Hypotension is diagnosed if systolic blood pressure does not exceed 90 mm Hg. Art.
Shock is a clinical syndrome characterized by, in addition to hypotension, signs of reduced perfusion of peripheral tissues (cold skin, oligoanuria, lethargy and lethargy).
Breathing with 100% oxygen through a mask with a non-reversible valve and a bag-tank at an oxygen supply rate of 5–6 l / min).
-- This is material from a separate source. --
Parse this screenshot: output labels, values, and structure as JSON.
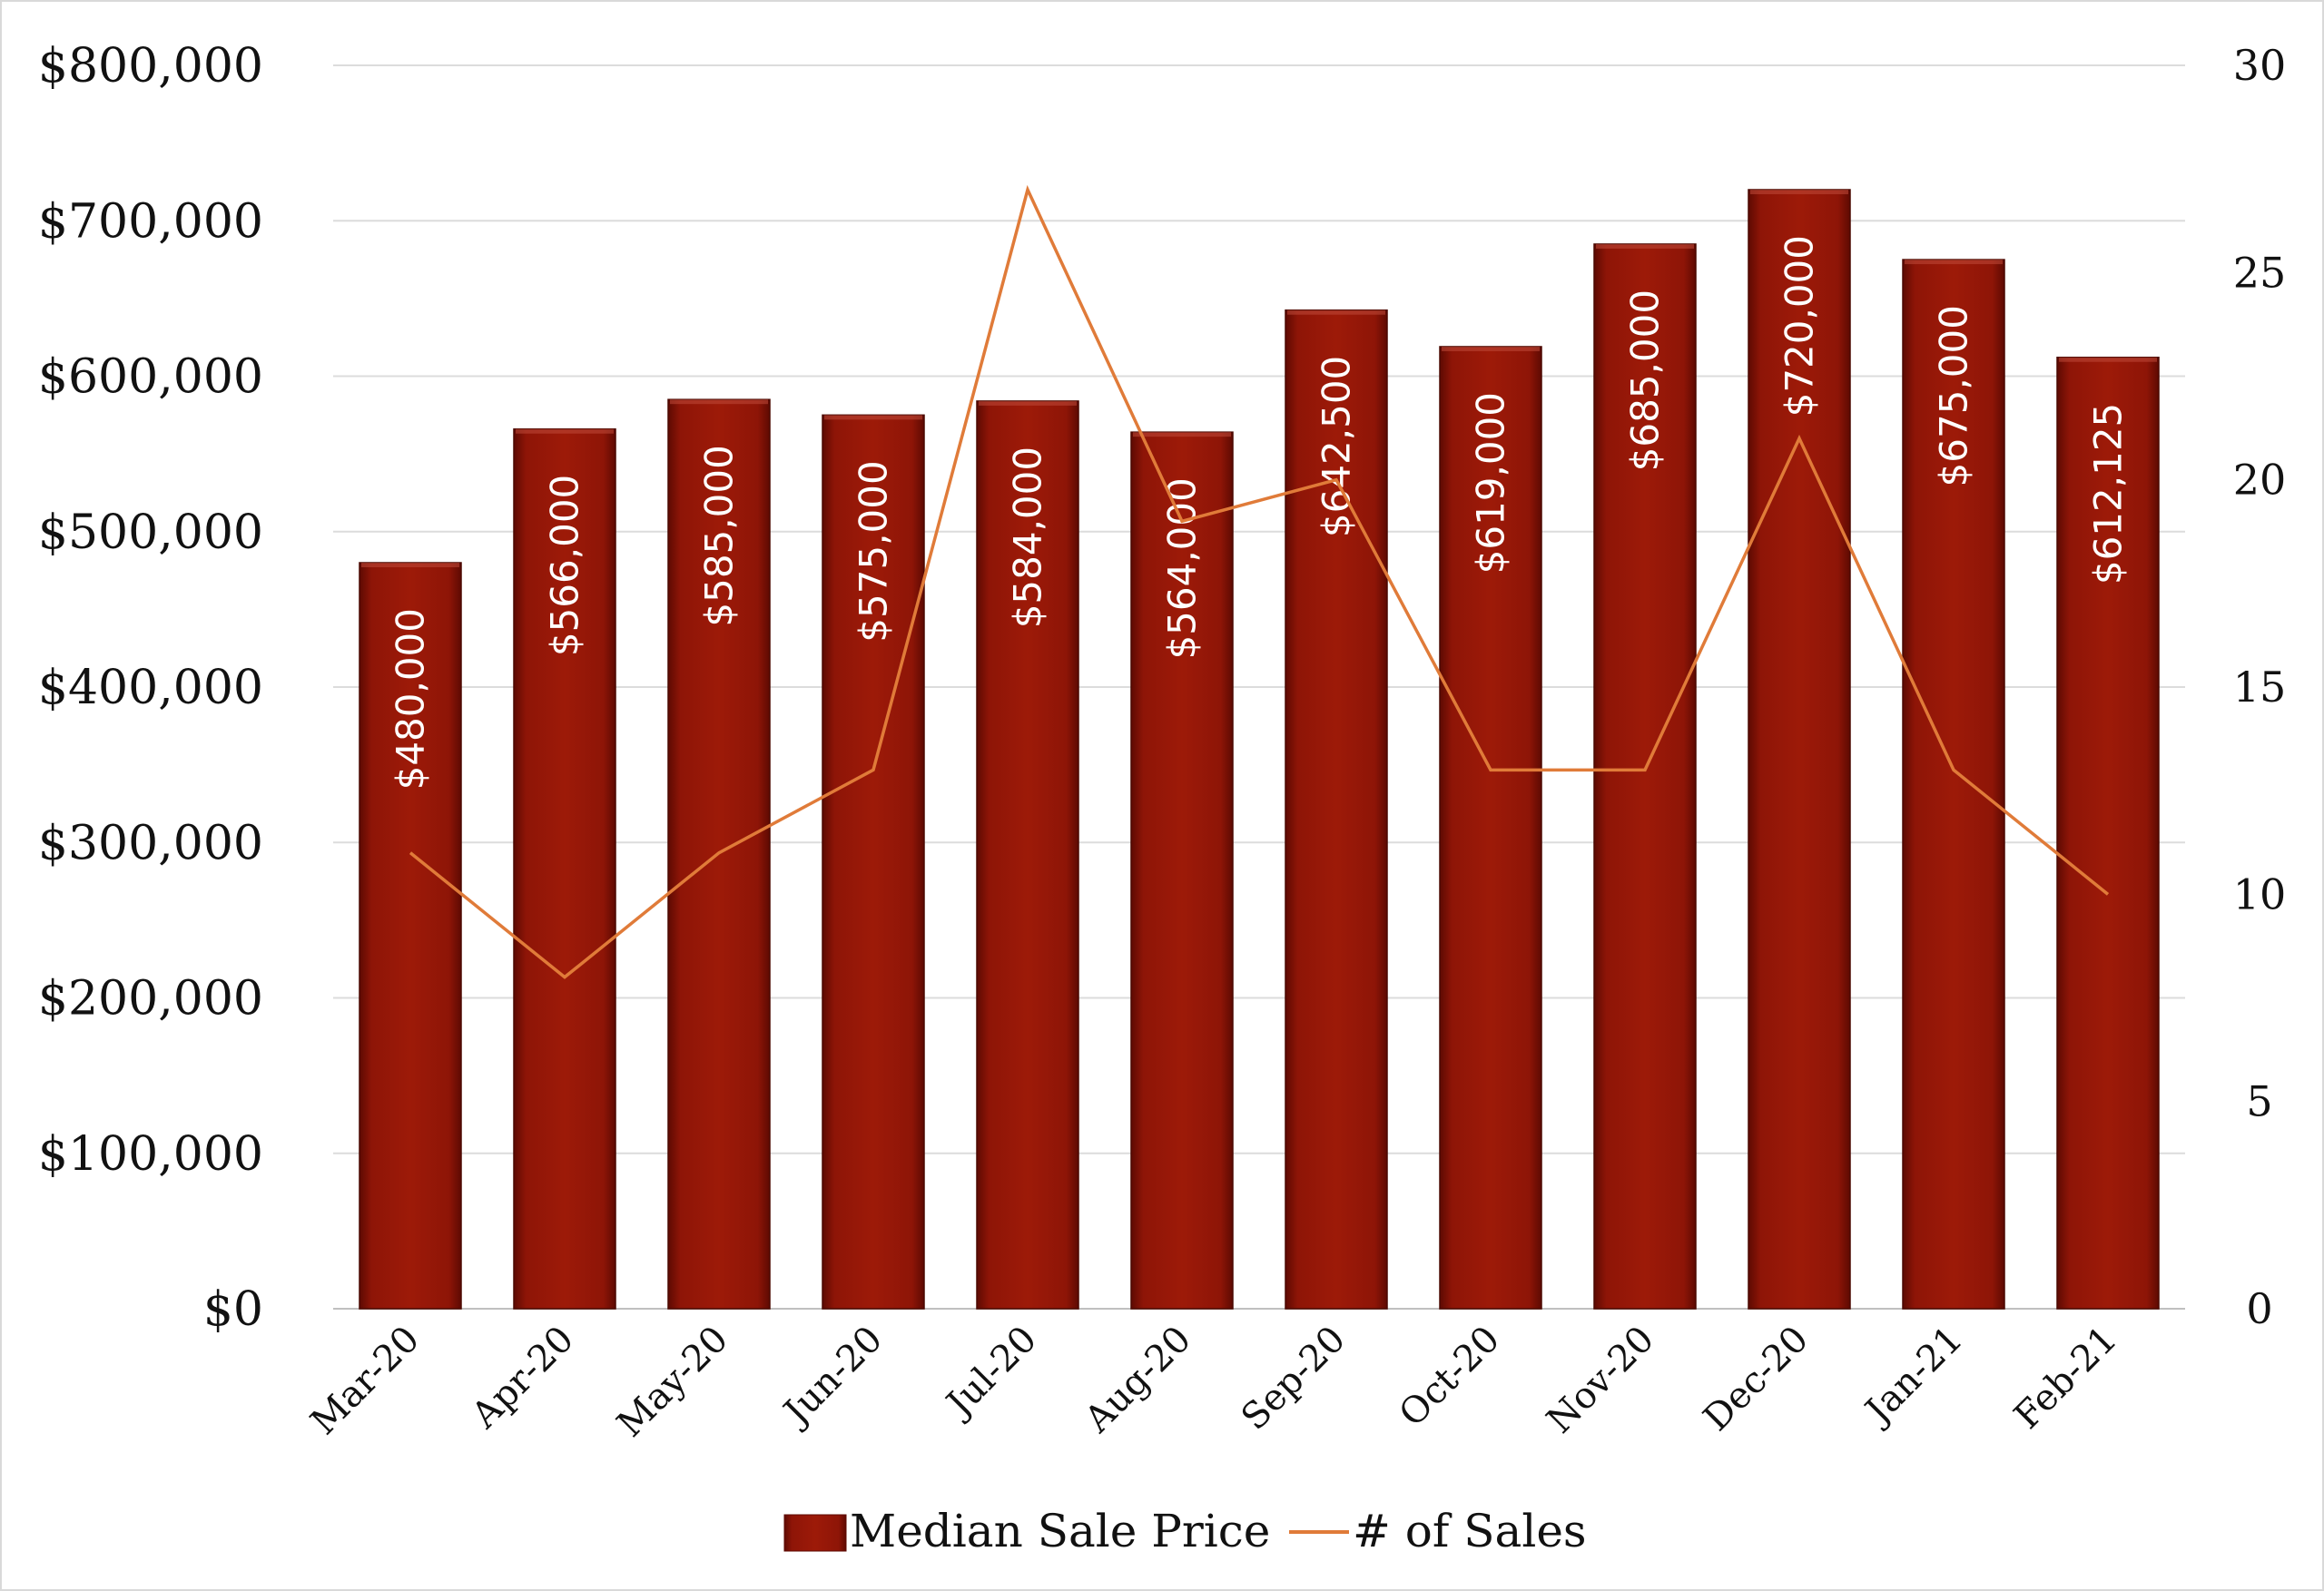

To correct the pumping function of the left ventricle, blood pressure should be initially normalized. In case of arterial hypotension / cardiogenic shock, it is initially necessary to make sure that the ventricles of the heart are sufficiently filled with pressure (no absolute or relative hypovolemia). In an emergency in the absence of pulmonary edema, it is advisable to quickly inject 250 to 500 ml of fluid intravenously, possibly repeatedly (by controlling the degree of stagnation in the lungs and, if possible, at least central venous pressure). If a sufficient increase in blood pressure is not achieved, infusion of a pressor agent should be initiated, the choice of which depends on the level of blood pressure. In the presence of hypovolemia, it is important to identify and, if possible, eliminate its cause. In cases where pulmonary edema is combined with increased blood pressure, it is necessary to reduce it by infusion of nitroglycerin or sodium nitroprusside.To correct myocardial contractility, other existing disorders should also be eliminated (hypoxia, hypoglycemia, drug overdose). In addition, rapid restoration of normal myocardial blood supply (thrombolytic therapy or invasive methods of myocardial revascularization during occlusion of a large epicardial coronary artery), as well as surgical correction of existing intracardiac hemodynamics, may be required.as well as surgical correction of existing intracardiac hemodynamic disorders.as well as surgical correction of existing intracardiac hemodynamic disorders.
The norepinephrine infusion rate is 0.5–30 mcg / kg / min, the dopmin infusion rate is 2.5–20 mcg / kg / min.
Simultaneous (but not isolated infusion of dobutamine) is possible. Dobutamine is the drug of choice for myocardial infarction of the right ventricle (it is also important to administer intravenous fluids, not using vasodilators and diuretics).
Dobutamine infusion rate 2–20 mcg / kg / min.
Perhaps the use of intra-aortic balloon contraception (considered as a temporary measure before conducting invasive interventions – myocardial revascularization using angioplasty procedure, coronary artery bypass surgery, surgical correction of intracardiac hemodynamics, heart transplantation).
For the correction of high blood pressure in the acute phase of myocardial infarction, nitroglycerin is preferable, and in the absence of myocardial ischemia, sodium nitroprusside is preferable.
First-line interventions, in addition to intravenous administration of morphine and a diuretic (furosemide), also include giving the patient a half-sitting position with his legs down and ensuring breathing with 100% oxygen. With systolic blood pressure above 100 mm Hg. Art. you should start taking nitroglycerin (1 tablet every 5 to 10 minutes) or isosorbiddinitrate as an aerosol until it is possible to administer intravenous infusion of nitroglycerin. If there is no response to the first dose of furosemide, a double dose should be administered within 20 minutes. A ventilator should be started when the arterial blood oxygen saturation drops to 90%, the oxygen tension in the arterial blood reaches 60 mm Hg. Art. when breathing 100% oxygen, as well as clinical manifestations of brain hypoxia (drowsiness, lethargy), a progressive increase in the voltage of carbon dioxide in the blood or an increase in acidosis.In milder cases, it is possible to evaluate the effectiveness of creating a positive pressure at the end of exhalation or breathing under constant positive pressure.
Intravenous nitroglycerin is assigned to second-line drugs due to the time lag before the start of treatment. The administration of positive inotropic agents (dobutamine in the absence of arterial hypotension and dopmine in its presence) is assigned to the same group of interventions.
Amrinone as a positive inotropic agent and a vasodilator is administered at a loading dose of 0.75 mg / kg for 2–3 minutes followed by an infusion of 5–15 µg / kg / min. Euphyllinum is administered with severe bronchospasm at a loading dose of 5 mg / kg in 20-30 minutes, followed by an infusion of 0.5-0.7 mg / kg / h. Its use should be avoided with supraventricular tachyarrhythmias. Intra-aortic balloon contraception is considered as a temporary measure before invasive interventions (myocardial revascularization using an angioplasty procedure, coronary artery bypass surgery, surgical correction of intracardiac hemodynamics, heart transplant).